In patients suffering from primary adrenal insufficiency (AI) mortality is increased despite adequate glucocorticoid (GC) and mineralocorticoid (MC) replacement therapy, mainly due to an increased cardiovascular risk. Since activation of the renin–angiotensin–aldosterone system (RAAS) plays an important role in the modulation of cardiovascular risk factors, we performed in-depth characterization of the RAAS activity.

Methods

Eight patients with primary AI (female = 5; age: 56 ± 21 years; BMI: 22.8 ± 2 kg/m2; mean blood pressure: 140/83 mmHg; hydrocortisone dose: 21.9 ± 5 mg/day; fludrocortisone dose: 0.061 ± 0.03 mg/day) and eight matched healthy volunteers (female = 5; age: 52 ± 21 years; BMI: 25.2 ± 4 kg/m2; mean blood pressure:135/84 mmHg) were included in a cross-sectional case–control study.

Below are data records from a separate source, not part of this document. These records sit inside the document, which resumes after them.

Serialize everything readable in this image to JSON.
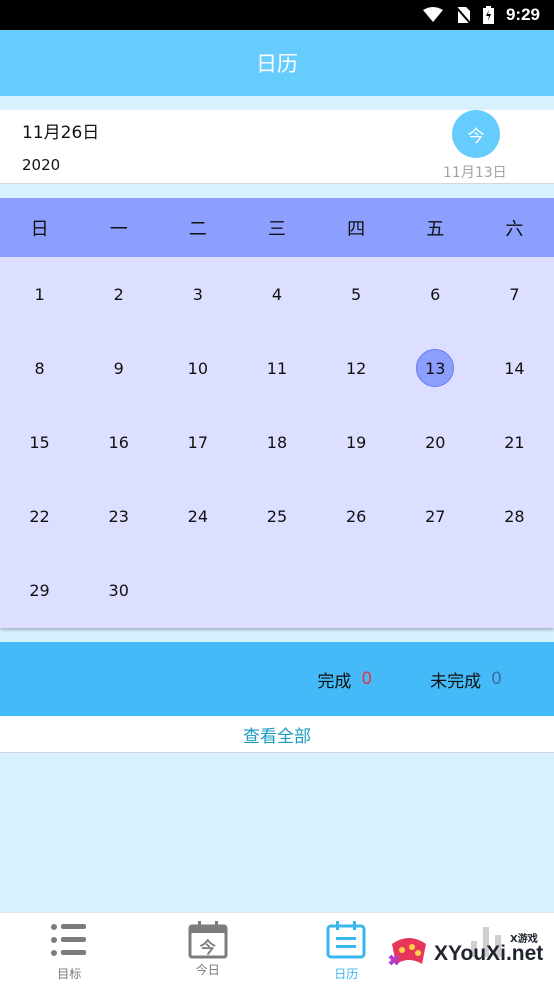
{
  "status_bar": {
    "time": "9:29"
  },
  "app_bar": {
    "title": "日历"
  },
  "date_card": {
    "current_date": "11月26日",
    "current_year": "2020",
    "today_button": "今",
    "today_date": "11月13日"
  },
  "calendar": {
    "weekdays": [
      "日",
      "一",
      "二",
      "三",
      "四",
      "五",
      "六"
    ],
    "days": [
      "1",
      "2",
      "3",
      "4",
      "5",
      "6",
      "7",
      "8",
      "9",
      "10",
      "11",
      "12",
      "13",
      "14",
      "15",
      "16",
      "17",
      "18",
      "19",
      "20",
      "21",
      "22",
      "23",
      "24",
      "25",
      "26",
      "27",
      "28",
      "29",
      "30"
    ],
    "selected_day": "13"
  },
  "stats": {
    "done_label": "完成",
    "done_count": "0",
    "undone_label": "未完成",
    "undone_count": "0"
  },
  "view_all": "查看全部",
  "bottom_nav": {
    "items": [
      {
        "label": "目标",
        "icon": "list-icon"
      },
      {
        "label": "今日",
        "icon": "calendar-today-icon",
        "icon_text": "今"
      },
      {
        "label": "日历",
        "icon": "calendar-icon"
      },
      {
        "label": "",
        "icon": "chart-icon"
      }
    ],
    "active_index": 2
  },
  "watermark": {
    "text": "XYouXi.net",
    "small": "X游戏"
  },
  "colors": {
    "app_bar": "#66ccfd",
    "weekday_row": "#8c9ffe",
    "calendar_bg": "#dcdfff",
    "stats_bar": "#44bbf8",
    "page_bg": "#d8f1fe",
    "active_nav": "#38b6ee"
  }
}
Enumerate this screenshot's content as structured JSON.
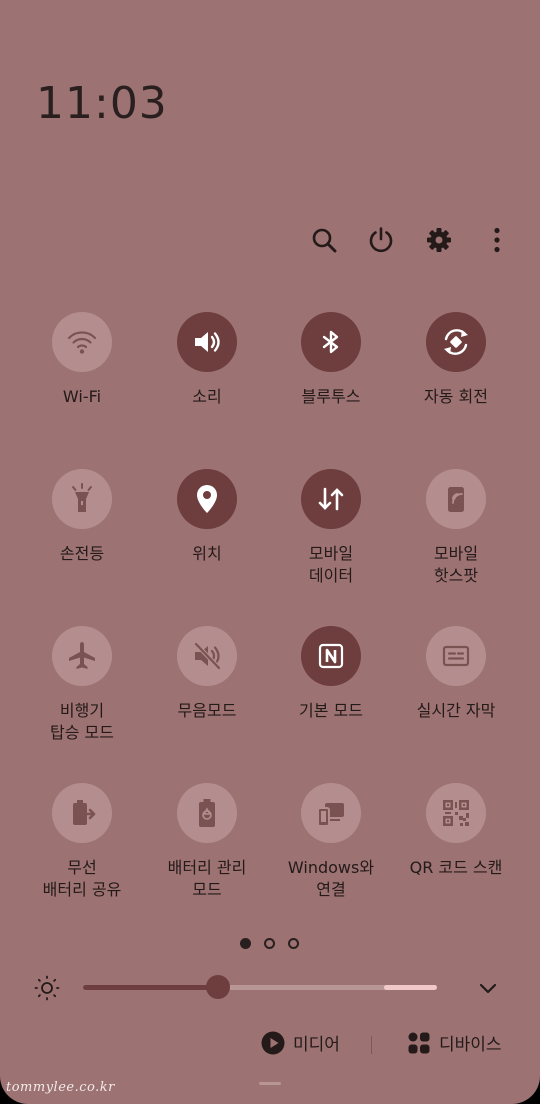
{
  "clock": "11:03",
  "topbar": {
    "icons": [
      "search-icon",
      "power-icon",
      "settings-icon",
      "more-vert-icon"
    ]
  },
  "tiles": [
    {
      "label": "Wi-Fi",
      "icon": "wifi-icon",
      "state": "off"
    },
    {
      "label": "소리",
      "icon": "sound-icon",
      "state": "on"
    },
    {
      "label": "블루투스",
      "icon": "bluetooth-icon",
      "state": "on"
    },
    {
      "label": "자동 회전",
      "icon": "auto-rotate-icon",
      "state": "on"
    },
    {
      "label": "손전등",
      "icon": "flashlight-icon",
      "state": "off"
    },
    {
      "label": "위치",
      "icon": "location-icon",
      "state": "on"
    },
    {
      "label": "모바일\n데이터",
      "icon": "mobile-data-icon",
      "state": "on"
    },
    {
      "label": "모바일\n핫스팟",
      "icon": "hotspot-icon",
      "state": "off"
    },
    {
      "label": "비행기\n탑승 모드",
      "icon": "airplane-icon",
      "state": "off"
    },
    {
      "label": "무음모드",
      "icon": "mute-icon",
      "state": "off"
    },
    {
      "label": "기본 모드",
      "icon": "nfc-icon",
      "state": "on"
    },
    {
      "label": "실시간 자막",
      "icon": "live-caption-icon",
      "state": "off"
    },
    {
      "label": "무선\n배터리 공유",
      "icon": "wireless-powershare-icon",
      "state": "off"
    },
    {
      "label": "배터리 관리\n모드",
      "icon": "battery-saver-icon",
      "state": "off"
    },
    {
      "label": "Windows와\n연결",
      "icon": "link-to-windows-icon",
      "state": "off"
    },
    {
      "label": "QR 코드 스캔",
      "icon": "qr-scan-icon",
      "state": "off"
    }
  ],
  "pagination": {
    "pages": 3,
    "current": 1
  },
  "brightness": {
    "level": 0.38,
    "extra_brightness_level": 0.85
  },
  "bottom": {
    "media_label": "미디어",
    "devices_label": "디바이스"
  },
  "watermark": "tommylee.co.kr",
  "colors": {
    "background": "#9c7272",
    "tile_on": "#6e3d3d",
    "tile_off": "#b48e8e",
    "text": "#241a1a"
  }
}
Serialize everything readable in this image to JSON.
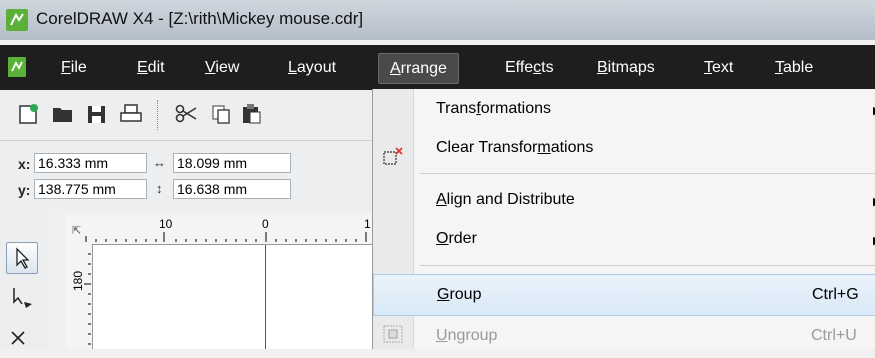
{
  "window": {
    "title": "CorelDRAW X4 - [Z:\\rith\\Mickey mouse.cdr]"
  },
  "menubar": {
    "items": [
      {
        "label": "File",
        "ul": "F"
      },
      {
        "label": "Edit",
        "ul": "E"
      },
      {
        "label": "View",
        "ul": "V"
      },
      {
        "label": "Layout",
        "ul": "L"
      },
      {
        "label": "Arrange",
        "ul": "A",
        "active": true
      },
      {
        "label": "Effects",
        "ul": "c"
      },
      {
        "label": "Bitmaps",
        "ul": "B"
      },
      {
        "label": "Text",
        "ul": "T"
      },
      {
        "label": "Table",
        "ul": "T"
      }
    ]
  },
  "toolbar": {
    "icons": [
      "new-document-icon",
      "open-folder-icon",
      "save-icon",
      "print-icon",
      "cut-icon",
      "copy-icon",
      "paste-icon"
    ]
  },
  "properties": {
    "x_label": "x:",
    "x_value": "16.333 mm",
    "y_label": "y:",
    "y_value": "138.775 mm",
    "w_value": "18.099 mm",
    "h_value": "16.638 mm"
  },
  "rulers": {
    "h_ticks": [
      "10",
      "0",
      "1"
    ],
    "v_tick": "180"
  },
  "arrange_menu": {
    "items": [
      {
        "label": "Transformations",
        "shortcut": "",
        "submenu": true,
        "disabled": false
      },
      {
        "label": "Clear Transformations",
        "shortcut": "",
        "submenu": false,
        "disabled": false
      },
      {
        "label": "Align and Distribute",
        "shortcut": "",
        "submenu": true,
        "disabled": false
      },
      {
        "label": "Order",
        "shortcut": "",
        "submenu": true,
        "disabled": false
      },
      {
        "label": "Group",
        "shortcut": "Ctrl+G",
        "submenu": false,
        "disabled": false,
        "hover": true
      },
      {
        "label": "Ungroup",
        "shortcut": "Ctrl+U",
        "submenu": false,
        "disabled": true
      }
    ]
  },
  "colors": {
    "menubar_bg": "#1e1e1e",
    "hover_bg": "#d9e9f7",
    "disabled_text": "#9a9a9a"
  }
}
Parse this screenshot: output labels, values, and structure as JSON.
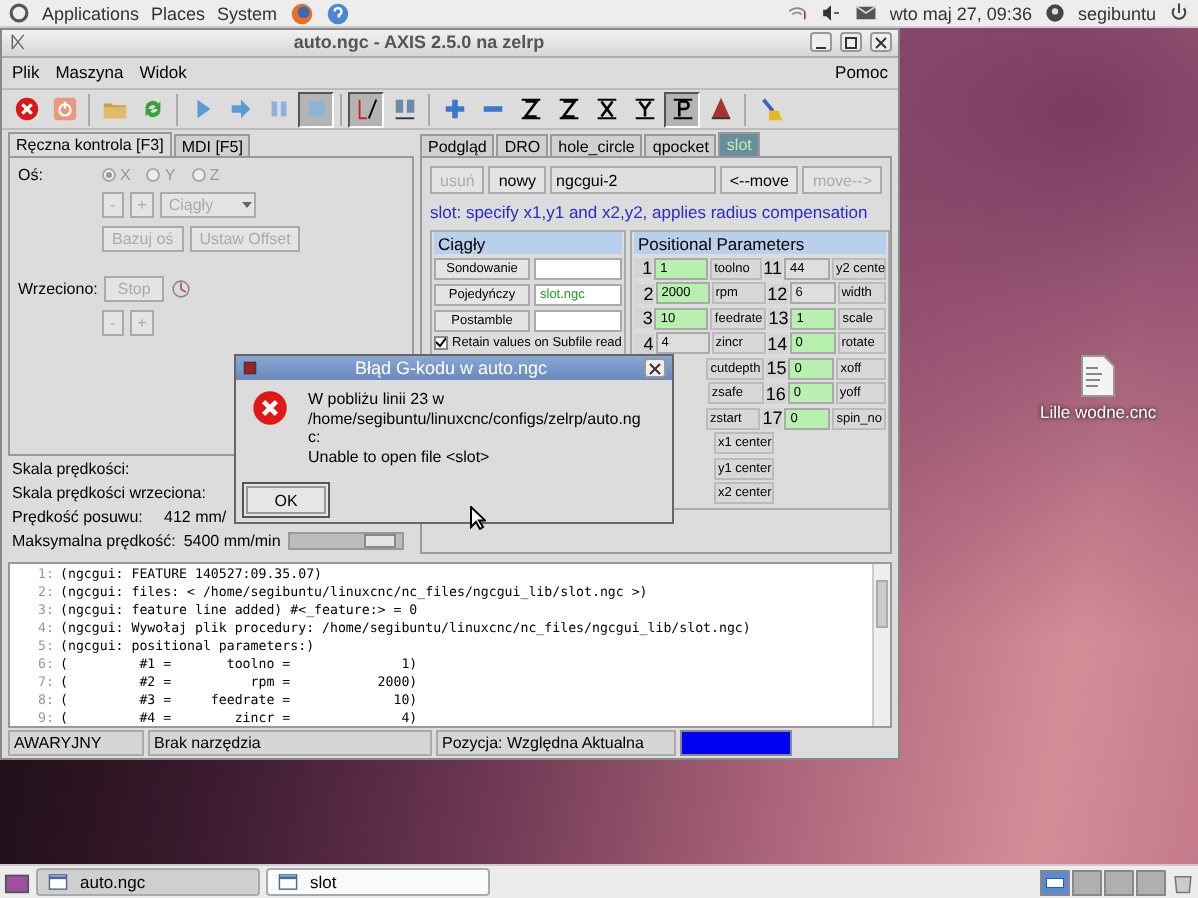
{
  "top_panel": {
    "menus": [
      "Applications",
      "Places",
      "System"
    ],
    "clock": "wto maj 27, 09:36",
    "user": "segibuntu"
  },
  "window": {
    "title": "auto.ngc - AXIS 2.5.0 na zelrp",
    "menus": [
      "Plik",
      "Maszyna",
      "Widok"
    ],
    "help_menu": "Pomoc"
  },
  "toolbar": [
    {
      "kind": "estop",
      "pressed": false
    },
    {
      "kind": "power",
      "pressed": false
    },
    {
      "kind": "sep"
    },
    {
      "kind": "open",
      "pressed": false
    },
    {
      "kind": "reload",
      "pressed": false
    },
    {
      "kind": "sep"
    },
    {
      "kind": "run",
      "pressed": false
    },
    {
      "kind": "step",
      "pressed": false
    },
    {
      "kind": "pause",
      "pressed": false
    },
    {
      "kind": "stop",
      "pressed": true
    },
    {
      "kind": "sep"
    },
    {
      "kind": "touch",
      "pressed": true
    },
    {
      "kind": "ml",
      "pressed": false
    },
    {
      "kind": "sep"
    },
    {
      "kind": "zoomin",
      "pressed": false
    },
    {
      "kind": "zoomout",
      "pressed": false
    },
    {
      "kind": "viewz",
      "pressed": false
    },
    {
      "kind": "viewz2",
      "pressed": false
    },
    {
      "kind": "viewx",
      "pressed": false
    },
    {
      "kind": "viewy",
      "pressed": false
    },
    {
      "kind": "viewp",
      "pressed": true
    },
    {
      "kind": "cone",
      "pressed": false
    },
    {
      "kind": "sep"
    },
    {
      "kind": "brush",
      "pressed": false
    }
  ],
  "left_tabs": [
    {
      "label": "Ręczna kontrola [F3]",
      "selected": true
    },
    {
      "label": "MDI [F5]",
      "selected": false
    }
  ],
  "manual": {
    "axis_label": "Oś:",
    "axes": [
      {
        "label": "X",
        "selected": true
      },
      {
        "label": "Y",
        "selected": false
      },
      {
        "label": "Z",
        "selected": false
      }
    ],
    "jog_minus": "-",
    "jog_plus": "+",
    "increment": "Ciągły",
    "home_button": "Bazuj oś",
    "offset_button": "Ustaw Offset",
    "spindle_label": "Wrzeciono:",
    "spindle_stop": "Stop",
    "spindle_minus": "-",
    "spindle_plus": "+",
    "disabled": true
  },
  "speeds": [
    {
      "label": "Skala prędkości:"
    },
    {
      "label": "Skala prędkości wrzeciona:"
    },
    {
      "label": "Prędkość posuwu:",
      "value": "412 mm/"
    },
    {
      "label": "Maksymalna prędkość:",
      "value": "5400 mm/min",
      "level": 0.88
    }
  ],
  "right_tabs": [
    {
      "label": "Podgląd",
      "selected": false
    },
    {
      "label": "DRO",
      "selected": false
    },
    {
      "label": "hole_circle",
      "selected": false
    },
    {
      "label": "qpocket",
      "selected": false
    },
    {
      "label": "slot",
      "selected": true
    }
  ],
  "ngcgui": {
    "delete_button": {
      "label": "usuń",
      "disabled": true
    },
    "new_button": {
      "label": "nowy",
      "disabled": false
    },
    "name": "ngcgui-2",
    "move_left": {
      "label": "<--move",
      "disabled": false
    },
    "move_right": {
      "label": "move-->",
      "disabled": true
    },
    "info": "slot: specify x1,y1 and x2,y2, applies radius compensation",
    "options_title": "Ciągły",
    "options": [
      {
        "label": "Sondowanie"
      },
      {
        "label": "Pojedyńczy",
        "value": "slot.ngc"
      },
      {
        "label": "Postamble"
      }
    ],
    "retain": {
      "label": "Retain values on Subfile read",
      "checked": true
    },
    "params_title": "Positional Parameters",
    "params": [
      {
        "left": {
          "number": "1",
          "value": "1",
          "label": "toolno",
          "modified": true
        },
        "right": {
          "number": "11",
          "value": "44",
          "label": "y2 cente",
          "modified": false
        }
      },
      {
        "left": {
          "number": "2",
          "value": "2000",
          "label": "rpm",
          "modified": true
        },
        "right": {
          "number": "12",
          "value": "6",
          "label": "width",
          "modified": false
        }
      },
      {
        "left": {
          "number": "3",
          "value": "10",
          "label": "feedrate",
          "modified": true
        },
        "right": {
          "number": "13",
          "value": "1",
          "label": "scale",
          "modified": true
        }
      },
      {
        "left": {
          "number": "4",
          "value": "4",
          "label": "zincr",
          "modified": false
        },
        "right": {
          "number": "14",
          "value": "0",
          "label": "rotate",
          "modified": true
        }
      },
      {
        "left": {
          "label": "cutdepth"
        },
        "right": {
          "number": "15",
          "value": "0",
          "label": "xoff",
          "modified": true
        }
      },
      {
        "left": {
          "label": "zsafe"
        },
        "right": {
          "number": "16",
          "value": "0",
          "label": "yoff",
          "modified": true
        }
      },
      {
        "left": {
          "label": "zstart"
        },
        "right": {
          "number": "17",
          "value": "0",
          "label": "spin_no",
          "modified": true
        }
      },
      {
        "left": {
          "label": "x1 center"
        }
      },
      {
        "left": {
          "label": "y1 center"
        }
      },
      {
        "left": {
          "label": "x2 center"
        }
      }
    ]
  },
  "gcode_lines": [
    {
      "number": "1:",
      "text": "(ngcgui: FEATURE 140527:09.35.07)"
    },
    {
      "number": "2:",
      "text": "(ngcgui: files: < /home/segibuntu/linuxcnc/nc_files/ngcgui_lib/slot.ngc >)"
    },
    {
      "number": "3:",
      "text": "(ngcgui: feature line added) #<_feature:> = 0"
    },
    {
      "number": "4:",
      "text": "(ngcgui: Wywołaj plik procedury: /home/segibuntu/linuxcnc/nc_files/ngcgui_lib/slot.ngc)"
    },
    {
      "number": "5:",
      "text": "(ngcgui: positional parameters:)"
    },
    {
      "number": "6:",
      "text": "(         #1 =       toolno =              1)"
    },
    {
      "number": "7:",
      "text": "(         #2 =          rpm =           2000)"
    },
    {
      "number": "8:",
      "text": "(         #3 =     feedrate =             10)"
    },
    {
      "number": "9:",
      "text": "(         #4 =        zincr =              4)"
    }
  ],
  "status_bar": {
    "estop": "AWARYJNY",
    "tool": "Brak narzędzia",
    "position": "Pozycja: Względna Aktualna"
  },
  "dialog": {
    "title": "Błąd G-kodu w auto.ngc",
    "lines": [
      "W pobliżu linii 23 w",
      "/home/segibuntu/linuxcnc/configs/zelrp/auto.ng",
      "c:",
      "Unable to open file <slot>"
    ],
    "ok": "OK"
  },
  "desktop_icon": {
    "label": "Lille wodne.cnc"
  },
  "taskbar": {
    "tasks": [
      {
        "label": "auto.ngc",
        "selected": true
      },
      {
        "label": "slot",
        "selected": false
      }
    ],
    "workspaces": [
      {
        "selected": true
      },
      {
        "selected": false
      },
      {
        "selected": false
      },
      {
        "selected": false
      }
    ]
  }
}
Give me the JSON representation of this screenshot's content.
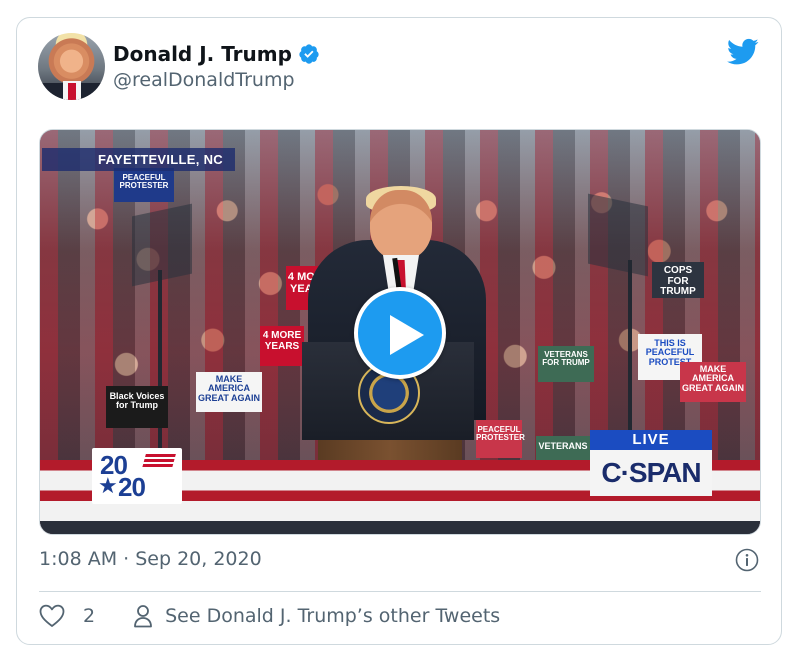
{
  "tweet": {
    "display_name": "Donald J. Trump",
    "handle": "@realDonaldTrump",
    "verified": true,
    "timestamp": "1:08 AM · Sep 20, 2020",
    "like_count": "2",
    "profile_link_text": "See Donald J. Trump’s other Tweets"
  },
  "video": {
    "location_label": "FAYETTEVILLE, NC",
    "live_label": "LIVE",
    "network_label": "C·SPAN",
    "event_logo_top": "20",
    "event_logo_bottom": "20",
    "signs": [
      "PEACEFUL PROTESTER",
      "4 MORE YEARS",
      "4 MORE YEARS",
      "MAKE AMERICA GREAT AGAIN",
      "Black Voices for Trump",
      "THIS IS PEACEFUL PROTEST",
      "COPS FOR TRUMP",
      "MAKE AMERICA GREAT AGAIN",
      "VETERANS FOR TRUMP",
      "VETERANS",
      "PEACEFUL PROTESTER"
    ]
  },
  "icons": {
    "avatar": "profile-photo",
    "verified": "verified-badge-icon",
    "brand": "twitter-bird-icon",
    "play": "play-icon",
    "info": "info-icon",
    "like": "heart-icon",
    "profile": "person-icon"
  },
  "colors": {
    "accent": "#1d9bf0",
    "text_primary": "#0f1419",
    "text_secondary": "#536471",
    "border": "#cfd9de"
  }
}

Angiotensin metabolite profiles (RAS-fingerprints) were performed by liquid chromatography mass spectrometry.

Results

In patients suffering from primary AI, RAAS activity was highly increased with elevated concentrations of renin concentration (P = 0.027), angiotensin (Ang) I (P = 0.022), Ang II (P = 0.032), Ang 1-7 and Ang 1-5. As expected, aldosterone was not detectable in the majority of AI patients, resulting in a profoundly suppressed aldosterone-to-AngII ratio (AA2 ratio, P = 0.003) compared to controls. PRA-S, the angiotensin-based marker for plasma renin activity, correlated with plasma renin activity (r = 0.983; P < 0.01) and plasma renin concentration (r = 0.985; P < 0.001) and was significantly increased in AI patients.

Conclusions

AI is associated with a unique RAAS profile characterized by the absence of aldosterone despite strongly elevated levels of angiotensin metabolites, including the potent vasoconstrictor AngII. Despite state-of-the-art hormone replacement therapy, the RAAS remains hyperactivated. The contribution of Ang II in cardiovascular diseases in AI patients as well as a potential role for providing useful complementary information at diagnosis and follow up of AI should be investigated in future trials.